Третье и последнее обращение Жуковского к теме мимолётного явления прекрасного и сопровождающего его небесного вдохновения в образе «Гения чистой красоты» состоялось в конце 1823 года. Видимо, совсем незадолго до выхода в свет трёхтомного собрания своих сочинений, поступившего в продажу в начале 1824 года, поэт написал стихотворение, набранное курсивом в конце третьего тома:
Я Музу юную, бывало,
Встречал в подлунной стороне,
И Вдохновение летало
С небес, незваное, ко мне;
На всё земное наводило
Животворящий луч оно —
И для меня в то время было
Жизнь и Поэзия одно.
<…>
Цветы мечты уединенной
И жизни лучшие цветы, —
Кладу на твой алтарь священный,
О Гений чистой красоты!
Не знаю, светлых вдохновений
Когда воротится чреда, —
Но ты знаком мне, чистый Гений!
И светит мне твоя звезда!..
Пока ещё её сиянье
Душа умеет различать,
Не умерло очарованье,
Былое сбудется опять.
Это стихотворение более динамично по сравнению с другими, написанными в духе «философии Лалла Рук». Академик Н.Н. Скатов отмечает: «Здесь две стадии, два этапа: прошлое, когда были «Жизнь, и Поэзия, и Вдохновение», и настоящее, когда нет Поэзии, «бывалых нет в душе видений». И, наконец, будущее – только в надежде…»7.
Не случайно слова «Муза», «Вдохновение», «Жизнь и Поэзия», «Гений» написаны Жуковским с прописных букв.

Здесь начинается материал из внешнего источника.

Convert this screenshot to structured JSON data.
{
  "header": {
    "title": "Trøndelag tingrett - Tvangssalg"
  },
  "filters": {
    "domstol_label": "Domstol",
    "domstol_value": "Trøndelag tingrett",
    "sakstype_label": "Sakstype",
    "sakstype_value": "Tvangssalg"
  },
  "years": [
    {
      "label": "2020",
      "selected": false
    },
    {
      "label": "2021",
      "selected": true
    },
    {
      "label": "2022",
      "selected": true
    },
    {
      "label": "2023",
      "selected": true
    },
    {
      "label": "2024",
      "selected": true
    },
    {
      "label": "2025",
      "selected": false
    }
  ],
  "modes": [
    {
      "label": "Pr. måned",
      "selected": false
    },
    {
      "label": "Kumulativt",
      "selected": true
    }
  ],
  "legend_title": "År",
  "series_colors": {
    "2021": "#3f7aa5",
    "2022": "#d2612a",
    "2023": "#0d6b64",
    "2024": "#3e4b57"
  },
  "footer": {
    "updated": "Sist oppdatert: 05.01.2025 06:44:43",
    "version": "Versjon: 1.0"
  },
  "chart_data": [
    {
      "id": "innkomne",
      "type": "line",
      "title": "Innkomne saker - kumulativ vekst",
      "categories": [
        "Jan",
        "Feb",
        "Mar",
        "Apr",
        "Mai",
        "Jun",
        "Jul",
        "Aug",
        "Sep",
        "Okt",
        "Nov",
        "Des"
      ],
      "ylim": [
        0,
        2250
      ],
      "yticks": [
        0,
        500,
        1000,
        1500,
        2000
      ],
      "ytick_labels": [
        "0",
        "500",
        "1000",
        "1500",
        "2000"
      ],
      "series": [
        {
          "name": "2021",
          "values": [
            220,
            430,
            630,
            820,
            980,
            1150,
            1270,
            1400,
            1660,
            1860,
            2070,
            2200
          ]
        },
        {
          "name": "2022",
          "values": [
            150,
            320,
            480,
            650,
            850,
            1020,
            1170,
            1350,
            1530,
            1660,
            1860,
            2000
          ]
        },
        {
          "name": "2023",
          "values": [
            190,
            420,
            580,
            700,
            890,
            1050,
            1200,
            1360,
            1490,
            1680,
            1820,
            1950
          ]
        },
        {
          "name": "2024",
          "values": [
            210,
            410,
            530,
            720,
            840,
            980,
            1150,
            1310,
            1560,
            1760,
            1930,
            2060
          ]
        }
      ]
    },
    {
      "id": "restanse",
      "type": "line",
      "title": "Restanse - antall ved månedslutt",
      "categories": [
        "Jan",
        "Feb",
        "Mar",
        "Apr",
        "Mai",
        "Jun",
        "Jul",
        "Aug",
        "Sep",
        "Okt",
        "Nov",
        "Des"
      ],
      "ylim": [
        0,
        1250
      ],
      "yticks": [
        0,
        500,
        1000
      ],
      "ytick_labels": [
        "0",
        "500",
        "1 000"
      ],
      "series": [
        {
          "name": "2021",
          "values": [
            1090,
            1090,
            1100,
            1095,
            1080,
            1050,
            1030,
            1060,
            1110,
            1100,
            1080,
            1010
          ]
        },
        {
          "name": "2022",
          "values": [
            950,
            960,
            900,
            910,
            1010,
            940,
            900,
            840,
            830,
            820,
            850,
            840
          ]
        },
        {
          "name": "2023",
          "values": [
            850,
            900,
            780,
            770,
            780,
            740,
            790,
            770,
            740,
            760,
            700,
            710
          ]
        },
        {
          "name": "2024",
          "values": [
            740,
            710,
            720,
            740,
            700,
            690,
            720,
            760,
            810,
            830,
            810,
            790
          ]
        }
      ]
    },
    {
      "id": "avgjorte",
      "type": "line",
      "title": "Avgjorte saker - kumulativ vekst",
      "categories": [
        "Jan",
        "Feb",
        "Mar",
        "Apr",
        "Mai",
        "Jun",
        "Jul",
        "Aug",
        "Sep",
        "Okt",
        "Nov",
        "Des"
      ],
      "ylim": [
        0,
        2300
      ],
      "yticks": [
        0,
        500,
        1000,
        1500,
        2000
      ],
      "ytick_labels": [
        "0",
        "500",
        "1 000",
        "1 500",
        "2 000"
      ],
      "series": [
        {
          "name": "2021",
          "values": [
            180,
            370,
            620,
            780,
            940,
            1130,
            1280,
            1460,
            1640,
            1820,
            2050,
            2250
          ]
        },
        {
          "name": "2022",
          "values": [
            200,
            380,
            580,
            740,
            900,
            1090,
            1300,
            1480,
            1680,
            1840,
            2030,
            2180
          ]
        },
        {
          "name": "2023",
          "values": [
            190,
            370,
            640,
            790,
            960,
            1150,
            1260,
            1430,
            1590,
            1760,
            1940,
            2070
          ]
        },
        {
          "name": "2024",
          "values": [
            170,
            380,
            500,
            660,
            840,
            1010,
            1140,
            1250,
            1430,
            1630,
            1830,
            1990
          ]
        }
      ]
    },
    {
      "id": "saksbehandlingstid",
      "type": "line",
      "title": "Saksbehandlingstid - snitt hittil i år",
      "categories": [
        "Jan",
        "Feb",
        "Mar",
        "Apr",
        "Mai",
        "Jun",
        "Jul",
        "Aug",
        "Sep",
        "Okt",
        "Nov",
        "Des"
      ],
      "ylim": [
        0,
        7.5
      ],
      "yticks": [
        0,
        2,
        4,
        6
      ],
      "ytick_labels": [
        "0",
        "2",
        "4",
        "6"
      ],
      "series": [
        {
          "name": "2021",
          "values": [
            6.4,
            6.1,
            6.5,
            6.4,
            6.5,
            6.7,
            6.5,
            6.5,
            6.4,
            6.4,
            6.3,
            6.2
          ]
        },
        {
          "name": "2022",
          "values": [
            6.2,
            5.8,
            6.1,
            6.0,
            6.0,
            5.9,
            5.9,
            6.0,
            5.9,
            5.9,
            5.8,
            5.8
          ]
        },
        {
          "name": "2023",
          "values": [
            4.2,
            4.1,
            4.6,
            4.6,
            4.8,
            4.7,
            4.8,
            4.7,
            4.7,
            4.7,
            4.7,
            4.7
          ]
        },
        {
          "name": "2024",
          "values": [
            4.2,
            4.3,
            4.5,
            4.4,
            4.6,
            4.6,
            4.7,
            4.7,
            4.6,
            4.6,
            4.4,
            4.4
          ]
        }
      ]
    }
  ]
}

Тем самым подчёркнута обобщенность этих понятий, их божественная, неземная природа, что давало повод некоторым исследователям сделать вывод о совершенной бесплотности «Гения чистой красоты» у Жуковского, его серафической и даже религиозно – мистической сущности. Такое заключение в советское время воспринималось уничижительно. Однако этот чудный образ не столь уж бесплотен и ассоциируется лично у Жуковского с «Александрой Фёдоровной – Лаллой Рук», о чем свидетельствует девятая строфа стихотворения «Лалла Рук», присутствовавшая только в первой публикации в «Московском телеграфе» за 1827 год и в некоторых автографах Жуковского:
Кто же ты, очарователь
Бед и радостей земных?
О небесный жизнедатель!
Мне знаком ты; для других
Нет тебе именованья:
Ты без имени им друг!
Для меня ж тебе названье
Сердце дало: Лалла Рук.
Трёхтомное издание сочинений Жуковского, вышедшее в 1824 году, было посвящено автором великой княгине Александре Фёдоровне, причем существовали экземпляры первого тома, куда стихотворение «Я Музу юную, бывало…» было перенесено из конца третьего тома и подплетено сразу после посвящения, что даёт основание связывать его с личностью венценосной ученицы и вдохновительницы поэта. Такой экземпляр трёхтомника В.А. Жуковский подарил, например, П.И. Полетике, члену литературного общества «Арзамас»8.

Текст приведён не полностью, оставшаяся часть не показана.